Four groups won scale-up awards worth up to $50 million, 15 won validation awards of up to $30 million, and 30 won development grants of up to $5 million. But there’s a big caveat before these groups can cash in: They must secure their 20 percent private-sector match, unless they’ve gotten a waiver from the department, by Sept. 8 or they risk losing the grant. Waiver decisions are still pending. In addition, the department has to confirm that all winners met eligibility requirements: that they are who they said they are, that their official partners are in line, etc. Once all those ducks are in a row, then we’ll know exactly how much each applicant won.
The Education Department had planned on releasing the winners tomorrow, but the winning applicants’ score sheets were mistakenly published this afternoon on the department’s own web site.
The four scale-up winners are: Teach for America, Ohio State University, KIPP Foundation, and the Success for All Foundation. For a snapshot of these proposals, and who they beat, check this out.
The validation winners are: Children’s Literacy Initiative; The Curators of the University of Missouri - eMINTS National Center, Academic Affairs; George Mason University; ASSET (Achieving Student Success through Excellence in Teaching); Smithsonian Institution - National Science Resources Center, LASER; New Schools for New Orleans; The New Teacher Project; School District No. 1 of the City and County of Denver; Parents as Teachers National Center; President and Fellows of Harvard College Graduate School of Education; WestEd Teacher Professional Development Program; Johns Hopkins University - Center for Social Organization of Schools; Utah State University - Center for Persons with Disabilities; Council for Opportunity in Education; Niswonger Foundation.

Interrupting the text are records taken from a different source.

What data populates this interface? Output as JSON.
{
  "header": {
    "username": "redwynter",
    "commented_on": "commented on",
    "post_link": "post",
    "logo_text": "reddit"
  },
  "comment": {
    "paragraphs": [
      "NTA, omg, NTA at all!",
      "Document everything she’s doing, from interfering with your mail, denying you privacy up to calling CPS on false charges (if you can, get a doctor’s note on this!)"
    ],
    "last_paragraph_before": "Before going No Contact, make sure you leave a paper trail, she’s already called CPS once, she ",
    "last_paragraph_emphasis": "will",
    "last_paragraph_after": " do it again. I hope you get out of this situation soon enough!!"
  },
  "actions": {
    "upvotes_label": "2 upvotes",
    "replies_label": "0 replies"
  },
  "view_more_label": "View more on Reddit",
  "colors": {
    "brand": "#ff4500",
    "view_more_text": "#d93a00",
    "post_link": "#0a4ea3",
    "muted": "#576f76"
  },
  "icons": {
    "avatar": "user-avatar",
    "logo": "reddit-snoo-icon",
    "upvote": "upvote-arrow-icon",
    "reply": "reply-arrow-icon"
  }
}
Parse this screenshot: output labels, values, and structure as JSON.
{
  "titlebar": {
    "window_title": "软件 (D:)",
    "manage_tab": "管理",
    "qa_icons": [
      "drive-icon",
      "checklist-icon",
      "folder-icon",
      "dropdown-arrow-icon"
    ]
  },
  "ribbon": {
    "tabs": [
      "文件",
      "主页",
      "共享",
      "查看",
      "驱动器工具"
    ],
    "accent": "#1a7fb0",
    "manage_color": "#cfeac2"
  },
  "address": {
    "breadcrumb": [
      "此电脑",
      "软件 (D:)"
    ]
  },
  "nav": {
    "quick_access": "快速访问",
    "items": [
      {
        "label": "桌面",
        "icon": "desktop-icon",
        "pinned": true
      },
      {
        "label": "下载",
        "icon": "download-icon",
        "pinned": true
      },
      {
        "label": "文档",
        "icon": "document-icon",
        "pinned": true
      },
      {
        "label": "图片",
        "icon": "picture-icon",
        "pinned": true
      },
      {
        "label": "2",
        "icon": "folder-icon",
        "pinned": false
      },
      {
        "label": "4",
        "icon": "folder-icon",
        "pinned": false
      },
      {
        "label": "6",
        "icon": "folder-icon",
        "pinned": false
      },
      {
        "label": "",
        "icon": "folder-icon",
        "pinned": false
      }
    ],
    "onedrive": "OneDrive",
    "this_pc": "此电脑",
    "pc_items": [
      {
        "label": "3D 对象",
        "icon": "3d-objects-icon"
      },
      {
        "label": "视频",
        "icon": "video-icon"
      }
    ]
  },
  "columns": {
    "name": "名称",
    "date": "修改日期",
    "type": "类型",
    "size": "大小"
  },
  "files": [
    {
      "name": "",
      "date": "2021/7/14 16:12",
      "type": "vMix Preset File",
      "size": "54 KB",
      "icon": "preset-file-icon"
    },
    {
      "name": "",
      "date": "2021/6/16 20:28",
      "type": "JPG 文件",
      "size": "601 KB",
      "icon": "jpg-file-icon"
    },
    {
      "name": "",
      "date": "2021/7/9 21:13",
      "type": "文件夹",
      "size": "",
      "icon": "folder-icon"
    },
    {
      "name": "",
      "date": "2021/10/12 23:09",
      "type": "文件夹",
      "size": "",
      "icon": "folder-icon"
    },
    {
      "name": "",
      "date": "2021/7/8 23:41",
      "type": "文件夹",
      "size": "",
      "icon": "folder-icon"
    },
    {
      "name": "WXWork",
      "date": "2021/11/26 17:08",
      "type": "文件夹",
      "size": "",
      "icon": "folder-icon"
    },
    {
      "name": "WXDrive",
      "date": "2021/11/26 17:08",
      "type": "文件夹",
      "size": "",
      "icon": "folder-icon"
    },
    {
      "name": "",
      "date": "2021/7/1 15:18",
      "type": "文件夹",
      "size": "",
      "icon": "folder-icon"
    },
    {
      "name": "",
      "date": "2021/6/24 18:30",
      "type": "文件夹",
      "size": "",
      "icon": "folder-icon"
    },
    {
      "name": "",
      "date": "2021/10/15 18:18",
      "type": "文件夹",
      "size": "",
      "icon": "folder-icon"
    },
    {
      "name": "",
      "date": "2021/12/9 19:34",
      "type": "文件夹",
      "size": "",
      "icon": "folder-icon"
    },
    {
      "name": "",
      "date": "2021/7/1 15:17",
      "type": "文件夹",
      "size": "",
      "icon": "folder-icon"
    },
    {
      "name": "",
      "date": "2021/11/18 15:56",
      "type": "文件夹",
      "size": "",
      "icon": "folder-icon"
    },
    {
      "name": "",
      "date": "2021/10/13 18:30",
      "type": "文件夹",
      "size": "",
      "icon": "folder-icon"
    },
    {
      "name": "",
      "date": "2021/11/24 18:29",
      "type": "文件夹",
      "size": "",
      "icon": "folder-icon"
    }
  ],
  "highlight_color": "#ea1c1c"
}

The development winners are: Advancement Through Opportunity and Knowledge; Bellevue School District; AppleTree Institute for Education Innovation; Alliance for College-Ready Public Schools; American Federation of Teachers Educational Foundation; Bay State Reading Institute; Boys & Girls Clubs of Greater Milwaukee; Beaverton School District 48J; Board of Education of the City of New York Office of School of One; Boston Plan for Excellence in the Public Schools Foundation; Plymouth Public Schools; Los Angeles Unified School District; The Studio in a School Association, Inc.; Take Stock in Children; Saint Vrain Valley School District Priority Schools; The Achievement Network; Montgomery County (Md.) Public Schools; Search Institute; National Forum to Accelerate Middle-Grades Reform; School Board of Miami-Dade County, Fla.; Iredell-Statesville-Schools; California Education Round Table Intersegmental Coordinating Committee; New York City Department of Education; and the Jefferson County Board of Education. (UPDATE: Also, Forsyth County Schools in Georgia made the list. Thanks to the Politics K-12 reader who pointed out my omission!)

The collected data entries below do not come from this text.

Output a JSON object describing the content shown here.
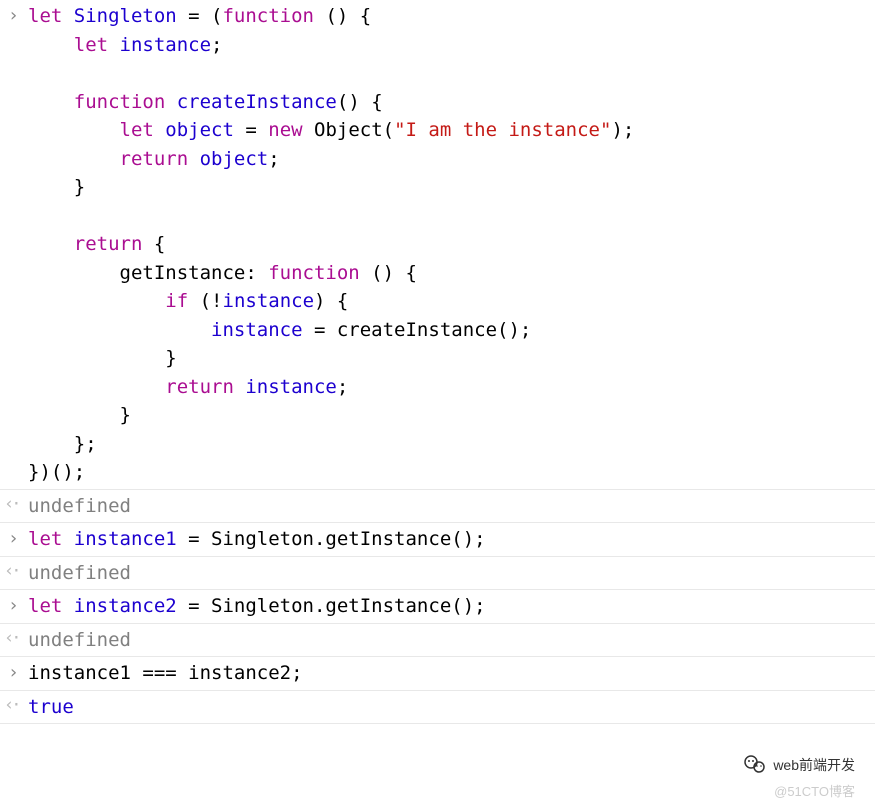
{
  "entries": [
    {
      "type": "input",
      "tokens": [
        {
          "t": "let ",
          "c": "kw"
        },
        {
          "t": "Singleton",
          "c": "var"
        },
        {
          "t": " = (",
          "c": "punc"
        },
        {
          "t": "function ",
          "c": "kw"
        },
        {
          "t": "() {\n",
          "c": "punc"
        },
        {
          "t": "    ",
          "c": "punc"
        },
        {
          "t": "let ",
          "c": "kw"
        },
        {
          "t": "instance",
          "c": "var"
        },
        {
          "t": ";\n\n",
          "c": "punc"
        },
        {
          "t": "    ",
          "c": "punc"
        },
        {
          "t": "function ",
          "c": "kw"
        },
        {
          "t": "createInstance",
          "c": "var"
        },
        {
          "t": "() {\n",
          "c": "punc"
        },
        {
          "t": "        ",
          "c": "punc"
        },
        {
          "t": "let ",
          "c": "kw"
        },
        {
          "t": "object",
          "c": "var"
        },
        {
          "t": " = ",
          "c": "punc"
        },
        {
          "t": "new ",
          "c": "kw"
        },
        {
          "t": "Object(",
          "c": "punc"
        },
        {
          "t": "\"I am the instance\"",
          "c": "str"
        },
        {
          "t": ");\n",
          "c": "punc"
        },
        {
          "t": "        ",
          "c": "punc"
        },
        {
          "t": "return ",
          "c": "kw"
        },
        {
          "t": "object",
          "c": "var"
        },
        {
          "t": ";\n",
          "c": "punc"
        },
        {
          "t": "    }\n\n",
          "c": "punc"
        },
        {
          "t": "    ",
          "c": "punc"
        },
        {
          "t": "return ",
          "c": "kw"
        },
        {
          "t": "{\n",
          "c": "punc"
        },
        {
          "t": "        getInstance: ",
          "c": "punc"
        },
        {
          "t": "function ",
          "c": "kw"
        },
        {
          "t": "() {\n",
          "c": "punc"
        },
        {
          "t": "            ",
          "c": "punc"
        },
        {
          "t": "if ",
          "c": "kw"
        },
        {
          "t": "(!",
          "c": "punc"
        },
        {
          "t": "instance",
          "c": "var"
        },
        {
          "t": ") {\n",
          "c": "punc"
        },
        {
          "t": "                ",
          "c": "punc"
        },
        {
          "t": "instance",
          "c": "var"
        },
        {
          "t": " = createInstance();\n",
          "c": "punc"
        },
        {
          "t": "            }\n",
          "c": "punc"
        },
        {
          "t": "            ",
          "c": "punc"
        },
        {
          "t": "return ",
          "c": "kw"
        },
        {
          "t": "instance",
          "c": "var"
        },
        {
          "t": ";\n",
          "c": "punc"
        },
        {
          "t": "        }\n",
          "c": "punc"
        },
        {
          "t": "    };\n",
          "c": "punc"
        },
        {
          "t": "})();",
          "c": "punc"
        }
      ]
    },
    {
      "type": "output",
      "tokens": [
        {
          "t": "undefined",
          "c": "undefined"
        }
      ]
    },
    {
      "type": "input",
      "tokens": [
        {
          "t": "let ",
          "c": "kw"
        },
        {
          "t": "instance1",
          "c": "var"
        },
        {
          "t": " = Singleton.getInstance();",
          "c": "punc"
        }
      ]
    },
    {
      "type": "output",
      "tokens": [
        {
          "t": "undefined",
          "c": "undefined"
        }
      ]
    },
    {
      "type": "input",
      "tokens": [
        {
          "t": "let ",
          "c": "kw"
        },
        {
          "t": "instance2",
          "c": "var"
        },
        {
          "t": " = Singleton.getInstance();",
          "c": "punc"
        }
      ]
    },
    {
      "type": "output",
      "tokens": [
        {
          "t": "undefined",
          "c": "undefined"
        }
      ]
    },
    {
      "type": "input",
      "tokens": [
        {
          "t": "instance1 ",
          "c": "punc"
        },
        {
          "t": "===",
          "c": "punc"
        },
        {
          "t": " instance2;",
          "c": "punc"
        }
      ]
    },
    {
      "type": "output",
      "tokens": [
        {
          "t": "true",
          "c": "true"
        }
      ]
    }
  ],
  "footer": {
    "wechat_label": "web前端开发",
    "watermark": "@51CTO博客"
  }
}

You can check out their scores, their project title, and whether they’ve secured their private-sector match on this document provided by the department.

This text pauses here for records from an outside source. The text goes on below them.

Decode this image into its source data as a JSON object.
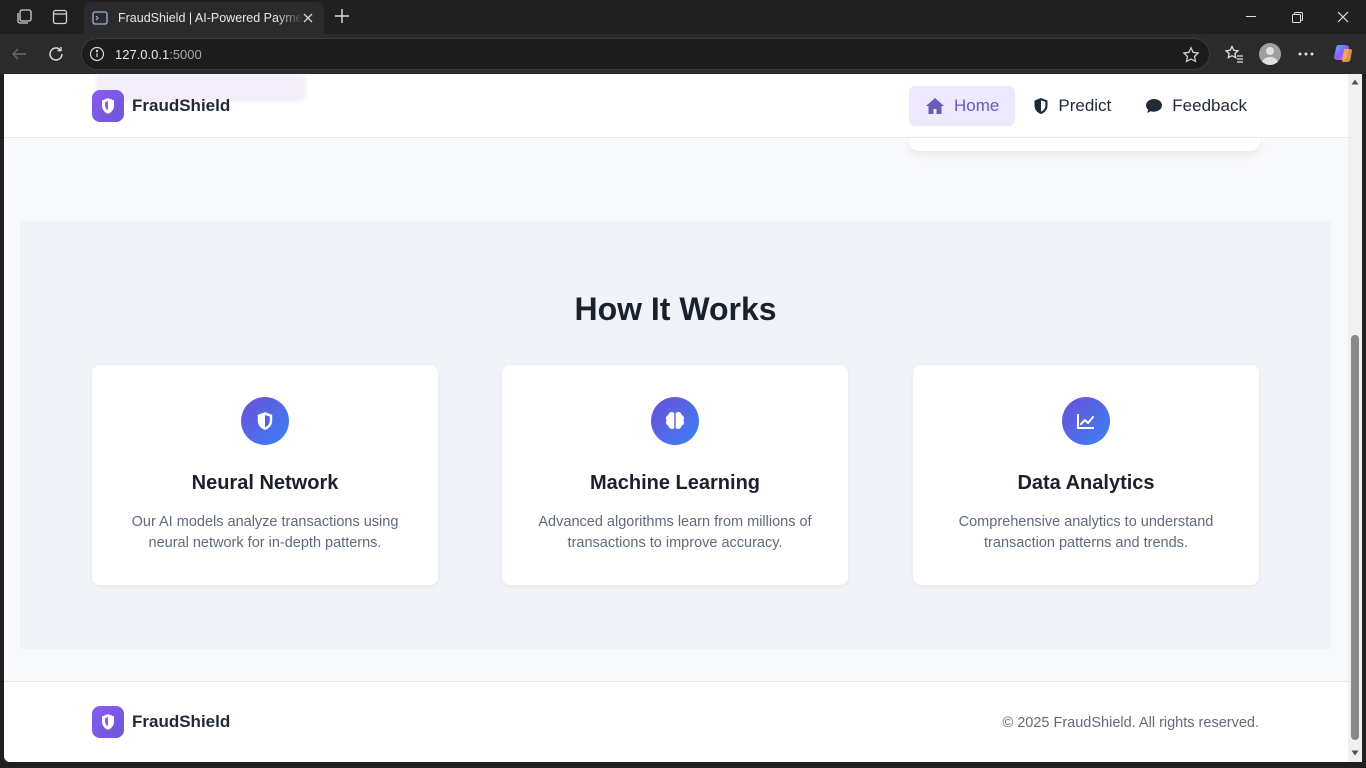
{
  "browser": {
    "tab_title": "FraudShield | AI-Powered Payment Fraud Detection",
    "url_host": "127.0.0.1",
    "url_port": ":5000"
  },
  "header": {
    "brand": "FraudShield",
    "nav": [
      {
        "label": "Home",
        "icon": "home-icon",
        "active": true
      },
      {
        "label": "Predict",
        "icon": "shield-icon",
        "active": false
      },
      {
        "label": "Feedback",
        "icon": "chat-icon",
        "active": false
      }
    ]
  },
  "how_it_works": {
    "title": "How It Works",
    "cards": [
      {
        "icon": "shield-icon",
        "title": "Neural Network",
        "description": "Our AI models analyze transactions using neural network for in-depth patterns."
      },
      {
        "icon": "brain-icon",
        "title": "Machine Learning",
        "description": "Advanced algorithms learn from millions of transactions to improve accuracy."
      },
      {
        "icon": "chart-line-icon",
        "title": "Data Analytics",
        "description": "Comprehensive analytics to understand transaction patterns and trends."
      }
    ]
  },
  "footer": {
    "brand": "FraudShield",
    "copyright": "© 2025 FraudShield. All rights reserved."
  },
  "colors": {
    "accent": "#6d56d6",
    "icon_gradient_start": "#6b4fd8",
    "icon_gradient_end": "#3b82f6",
    "nav_active_bg": "#ede8fb"
  }
}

The Education Department’s innovation guru Jim Shelton told me just now that the number of winners in each category were arrived at using natural breaks in points. He also said that the winning applicants represent a broad section of the country, urban and rural, and represent many different parts of the curriculum, from the arts to STEM subjects. In addition, he said some of the winning applicants also focus on English-language learners and students with disabilities.
“The big story is we got great applicants from the field, and a great set of winners that cut across the country,” he said.
The department says that winning applicants represent 23 states with more than half intending to serve students with disabilities and limited English proficient students and 37 percent intending to serve rural school districts.